Tiny but far more prosperous, Barbados has fewer natural resources and is more than twice as crowded as Haiti. With just 166 square miles (430 square kilometers), Barbados has 1684 people per square mile (650 per square kilometer); by contrast, Haiti, with 10,700 square miles (27,800 square kilometers) has only 850 people per square mile (328 per square kilometer). Although both Haiti and Barbados entered the twentieth century with large, illiterate, agricultural populations, their development paths have diverged sharply. In 2012, two-thirds of Haitians were still agricultural workers, and only half were able to read and write. Barbados, on the other hand, now has 100 percent literacy and a diversified economy that includes tourism, sugar production, remittances from migrants, information processing, offshore financial services, and modern industries that sell products throughout the Caribbean. Barbados’s present prosperity is explained by the fact that its citizens successfully pressured the British government to invest in the people and infrastructure of its colony before giving it independence in 1966. Barbadians hold jobs requiring sophisticated skills; they are well educated and well fed, and most are homeowners. Furthermore, the Barbadian government and private businesspeople constantly seek new employment options for the citizens and occupy a central role in Caribbean economic and social development.

THINGS TO REMEMBER

  • Sun, sand, and sea tourism is the main source of economic well-being in most of the Caribbean subregion, but these island nations are working to adopt more flexible and diversified economic strategies in the globalizing world.

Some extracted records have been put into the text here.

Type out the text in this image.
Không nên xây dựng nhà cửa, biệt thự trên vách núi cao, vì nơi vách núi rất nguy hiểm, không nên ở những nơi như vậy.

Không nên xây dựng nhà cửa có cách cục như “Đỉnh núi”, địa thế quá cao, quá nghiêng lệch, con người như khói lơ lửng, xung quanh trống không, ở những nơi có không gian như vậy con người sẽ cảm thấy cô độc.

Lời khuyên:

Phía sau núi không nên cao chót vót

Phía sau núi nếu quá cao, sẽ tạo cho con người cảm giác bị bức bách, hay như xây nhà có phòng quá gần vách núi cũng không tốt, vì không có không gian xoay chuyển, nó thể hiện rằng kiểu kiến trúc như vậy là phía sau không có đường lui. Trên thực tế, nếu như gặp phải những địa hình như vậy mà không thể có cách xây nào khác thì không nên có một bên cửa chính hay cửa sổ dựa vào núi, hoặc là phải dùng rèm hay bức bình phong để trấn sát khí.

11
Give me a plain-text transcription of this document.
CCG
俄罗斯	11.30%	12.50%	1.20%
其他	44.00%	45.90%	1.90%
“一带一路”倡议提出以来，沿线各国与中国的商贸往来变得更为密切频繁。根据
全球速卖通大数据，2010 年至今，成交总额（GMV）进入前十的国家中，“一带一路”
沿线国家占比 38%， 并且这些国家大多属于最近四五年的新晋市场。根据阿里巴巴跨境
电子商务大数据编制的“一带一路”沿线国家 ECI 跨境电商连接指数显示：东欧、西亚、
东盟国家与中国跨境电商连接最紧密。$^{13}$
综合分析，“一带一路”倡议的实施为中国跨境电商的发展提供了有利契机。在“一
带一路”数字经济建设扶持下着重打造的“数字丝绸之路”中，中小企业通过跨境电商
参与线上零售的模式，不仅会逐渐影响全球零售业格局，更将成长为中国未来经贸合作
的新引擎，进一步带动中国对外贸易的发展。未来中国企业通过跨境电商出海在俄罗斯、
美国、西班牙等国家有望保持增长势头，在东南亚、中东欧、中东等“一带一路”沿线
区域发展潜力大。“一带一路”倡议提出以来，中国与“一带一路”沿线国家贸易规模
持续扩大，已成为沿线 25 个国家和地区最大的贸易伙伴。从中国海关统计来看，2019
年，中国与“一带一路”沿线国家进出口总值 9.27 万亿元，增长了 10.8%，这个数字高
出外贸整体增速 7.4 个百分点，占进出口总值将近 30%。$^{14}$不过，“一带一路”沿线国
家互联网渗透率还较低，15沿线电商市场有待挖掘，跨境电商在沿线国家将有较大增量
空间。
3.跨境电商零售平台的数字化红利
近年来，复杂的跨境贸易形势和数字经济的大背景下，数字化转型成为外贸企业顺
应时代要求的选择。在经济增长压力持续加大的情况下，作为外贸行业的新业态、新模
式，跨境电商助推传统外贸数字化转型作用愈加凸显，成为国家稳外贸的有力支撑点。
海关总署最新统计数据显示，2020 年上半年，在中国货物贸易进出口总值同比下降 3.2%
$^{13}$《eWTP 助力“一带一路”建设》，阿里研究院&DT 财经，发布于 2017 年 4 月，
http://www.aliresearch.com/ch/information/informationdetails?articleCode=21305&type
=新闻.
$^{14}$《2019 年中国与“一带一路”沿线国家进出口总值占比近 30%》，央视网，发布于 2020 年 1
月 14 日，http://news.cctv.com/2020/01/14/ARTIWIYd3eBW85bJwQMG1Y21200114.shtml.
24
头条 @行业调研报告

  • Over the past half-century, many of the island societies have emerged from colonial status to become independent, self-governing states, some more democratic than others. Several Caribbean islands are not yet independent, self-governing states; a few remain colonies, and others are states or entities of France, Great Britain, the Netherlands, or the United States.
  • The poverty and social dysfunction of Haiti is atypical of the Caribbean and is the result of a long series of circumstances and disasters, only some of which could have been prevented.